The work takes on elements of Lewis Carroll’s Alice’s Adventures in Wonderland and Through the Looking Glass. Each student was asked to read the two classic novels and to contemplate how they could be translated into a stage version. After a few rehearsals practicing movement, tapping into emotions, and discussing different directions for the adaptation, the cast and Von Rosenvinge reached the decision that the play would take place in a theater realm.

“I didn’t want to remake Alice in Wonderland. I wanted to do something else but I didn’t know what it was yet. So I came up with the idea of a third realm… I though the third realm should be something theatrical,” Von Rosenvinge said. “It was an epiphany that Alice gets trapped behind a ‘fourth wall’ as in theater. And then it evolved from there. Essentially from that point on I got Alice into the world, and now I’m letting the students go with their ideas.”

The show opens to show a group of students auditioning for a college theater program. As they finish their auditions, the frazzled Alice Little, played by junior Evelyn Oliver, enters the audition tardy. From here, she falls into a mysterious realm that she begins to explore.

In this new place, Alice encounters her nemesis: Mia the diva, played by junior Emma Howe. Through this encounter and others, Alice discovers herself and the world around her.

“My interpretation of Alice is that she is a very curious, very confused girl who is thrown into a bunch of whacky situations. She has to test herself continually while trying to understand her predicaments,” Oliver said.

“My favorite aspect about the show is our creative writing process and how we’ve created this from scratch. We’ve taken interesting ideas and created fully fleshed out scenes from them,” she added.

The Drama Ensemble comes to rehearsal everyday and writes different scenes for the show. Presently, act one of the play is complete and is being edited. Act two has yet to be written, but the students are combining their talents and working hard to write it promptly.
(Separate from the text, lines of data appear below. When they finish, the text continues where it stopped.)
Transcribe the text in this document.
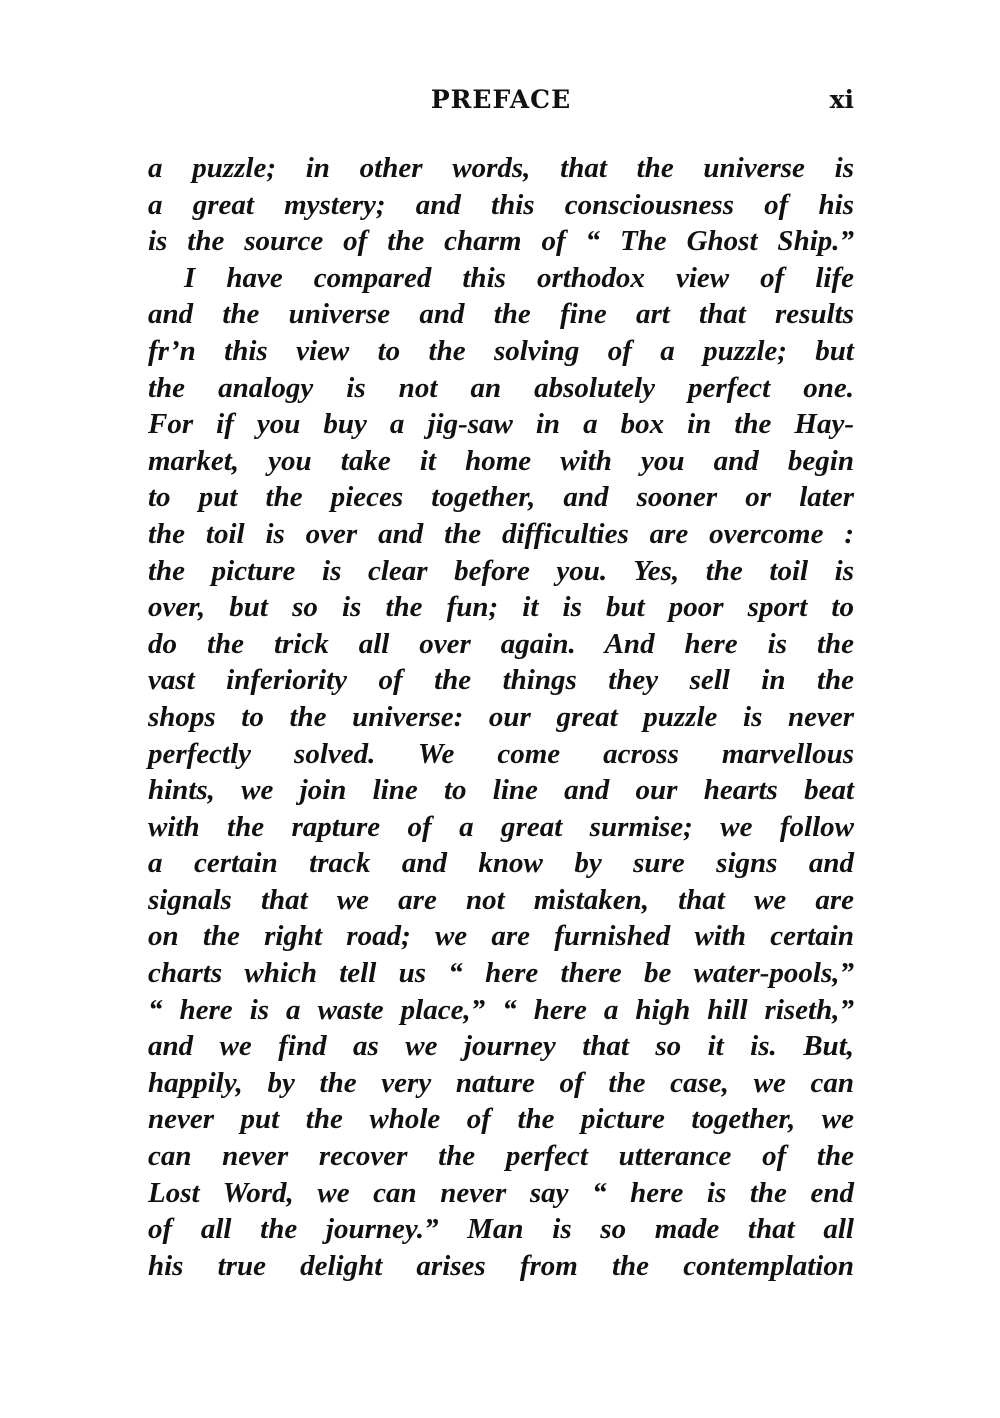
PREFACE	xi
a puzzle; in other words, that the universe is
a great mystery; and this consciousness of his
is the source of the charm of “ The Ghost Ship.”
I have compared this orthodox view of life
and the universe and the fine art that results
fr’n this view to the solving of a puzzle; but
the analogy is not an absolutely perfect one.
For if you buy a jig-saw in a box in the Hay-
market, you take it home with you and begin
to put the pieces together, and sooner or later
the toil is over and the difficulties are overcome :
the picture is clear before you. Yes, the toil is
over, but so is the fun; it is but poor sport to
do the trick all over again. And here is the
vast inferiority of the things they sell in the
shops to the universe: our great puzzle is never
perfectly solved. We come across marvellous
hints, we join line to line and our hearts beat
with the rapture of a great surmise; we follow
a certain track and know by sure signs and
signals that we are not mistaken, that we are
on the right road; we are furnished with certain
charts which tell us “ here there be water-pools,”
“ here is a waste place,” “ here a high hill riseth,”
and we find as we journey that so it is. But,
happily, by the very nature of the case, we can
never put the whole of the picture together, we
can never recover the perfect utterance of the
Lost Word, we can never say “ here is the end
of all the journey.” Man is so made that all
his true delight arises from the contemplation
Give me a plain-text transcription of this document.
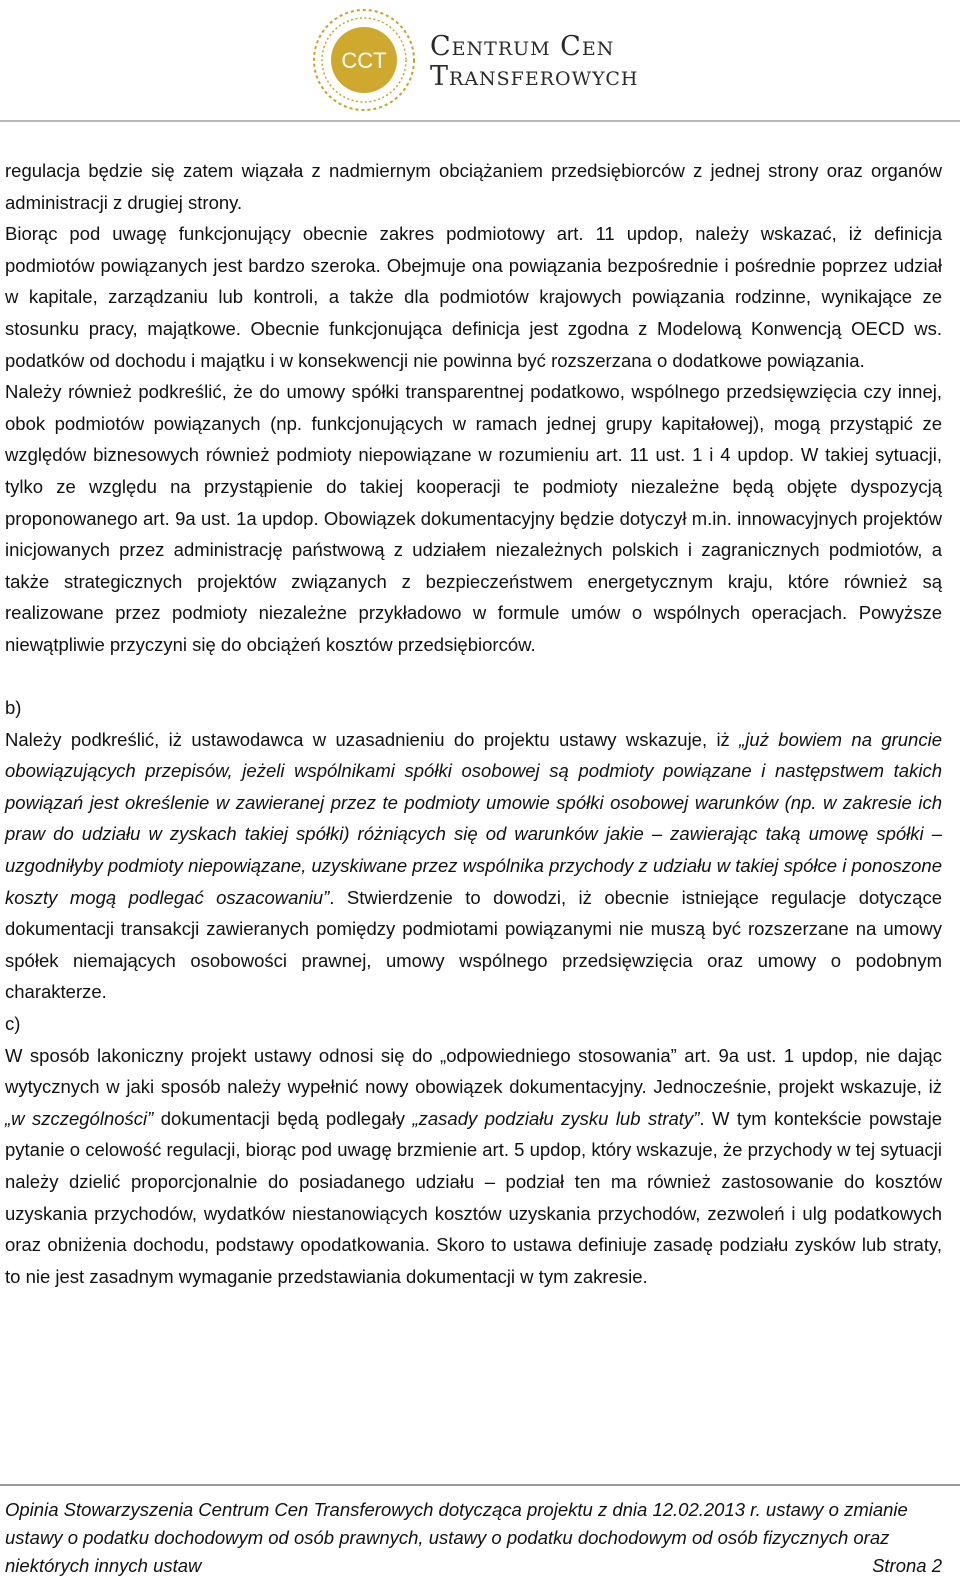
CCT Centrum Cen
Transferowych

regulacja będzie się zatem wiązała z nadmiernym obciążaniem przedsiębiorców z jednej strony oraz organów administracji z drugiej strony.

Biorąc pod uwagę funkcjonujący obecnie zakres podmiotowy art. 11 updop, należy wskazać, iż definicja podmiotów powiązanych jest bardzo szeroka. Obejmuje ona powiązania bezpośrednie i pośrednie poprzez udział w kapitale, zarządzaniu lub kontroli, a także dla podmiotów krajowych powiązania rodzinne, wynikające ze stosunku pracy, majątkowe. Obecnie funkcjonująca definicja jest zgodna z Modelową Konwencją OECD ws. podatków od dochodu i majątku i w konsekwencji nie powinna być rozszerzana o dodatkowe powiązania.

Należy również podkreślić, że do umowy spółki transparentnej podatkowo, wspólnego przedsięwzięcia czy innej, obok podmiotów powiązanych (np. funkcjonujących w ramach jednej grupy kapitałowej), mogą przystąpić ze względów biznesowych również podmioty niepowiązane w rozumieniu art. 11 ust. 1 i 4 updop. W takiej sytuacji, tylko ze względu na przystąpienie do takiej kooperacji te podmioty niezależne będą objęte dyspozycją proponowanego art. 9a ust. 1a updop. Obowiązek dokumentacyjny będzie dotyczył m.in. innowacyjnych projektów inicjowanych przez administrację państwową z udziałem niezależnych polskich i zagranicznych podmiotów, a także strategicznych projektów związanych z bezpieczeństwem energetycznym kraju, które również są realizowane przez podmioty niezależne przykładowo w formule umów o wspólnych operacjach. Powyższe niewątpliwie przyczyni się do obciążeń kosztów przedsiębiorców.

b)

Należy podkreślić, iż ustawodawca w uzasadnieniu do projektu ustawy wskazuje, iż „już bowiem na gruncie obowiązujących przepisów, jeżeli wspólnikami spółki osobowej są podmioty powiązane i następstwem takich powiązań jest określenie w zawieranej przez te podmioty umowie spółki osobowej warunków (np. w zakresie ich praw do udziału w zyskach takiej spółki) różniących się od warunków jakie – zawierając taką umowę spółki – uzgodniłyby podmioty niepowiązane, uzyskiwane przez wspólnika przychody z udziału w takiej spółce i ponoszone koszty mogą podlegać oszacowaniu”. Stwierdzenie to dowodzi, iż obecnie istniejące regulacje dotyczące dokumentacji transakcji zawieranych pomiędzy podmiotami powiązanymi nie muszą być rozszerzane na umowy spółek niemających osobowości prawnej, umowy wspólnego przedsięwzięcia oraz umowy o podobnym charakterze.

c)

W sposób lakoniczny projekt ustawy odnosi się do „odpowiedniego stosowania” art. 9a ust. 1 updop, nie dając wytycznych w jaki sposób należy wypełnić nowy obowiązek dokumentacyjny. Jednocześnie, projekt wskazuje, iż „w szczególności” dokumentacji będą podlegały „zasady podziału zysku lub straty”. W tym kontekście powstaje pytanie o celowość regulacji, biorąc pod uwagę brzmienie art. 5 updop, który wskazuje, że przychody w tej sytuacji należy dzielić proporcjonalnie do posiadanego udziału – podział ten ma również zastosowanie do kosztów uzyskania przychodów, wydatków niestanowiących kosztów uzyskania przychodów, zezwoleń i ulg podatkowych oraz obniżenia dochodu, podstawy opodatkowania. Skoro to ustawa definiuje zasadę podziału zysków lub straty, to nie jest zasadnym wymaganie przedstawiania dokumentacji w tym zakresie.

Opinia Stowarzyszenia Centrum Cen Transferowych dotycząca projektu z dnia 12.02.2013 r. ustawy o zmianie ustawy o podatku dochodowym od osób prawnych, ustawy o podatku dochodowym od osób fizycznych oraz niektórych innych ustaw	Strona 2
Senior Benjamin Card plays a large role in writing the play, but will not be acting.

“Since I’m not interested in actually performing in the show, I have the unique ability to sit around and aid in the writing of some crucial scenes without the conflict of interest that would arise if I were writing for my own character,” Card said. “What we’re doing is communally working on the play, act by act, theme by theme, scene by scene, line by line, taking the aggregate average of everybody’s ideas and input and drafting the greatest possible result we can pull together from those.”

Like many of the students helping to write the show, Card eagerly awaits the end result and maintains high expectations.

“I expect the show to be an intriguing mix of absurdist concepts, dramatic deconstruction, and ‘play of ideas’. I’m feeling a creative energy in it that laces the entire thing and gives it humor, certainly, but also lets us explore some pretty dark, pretty realistic themes. The final product is going to be impressive,” Card added.

Opening night for Uncommon Nonsense is Thursday March 7th, with additional performances on Friday the 8th and Saturday the 9th. Until the premier of this original work, the students and Von Rosenvinge will continue to create and prepare the play with high hopes for the final product.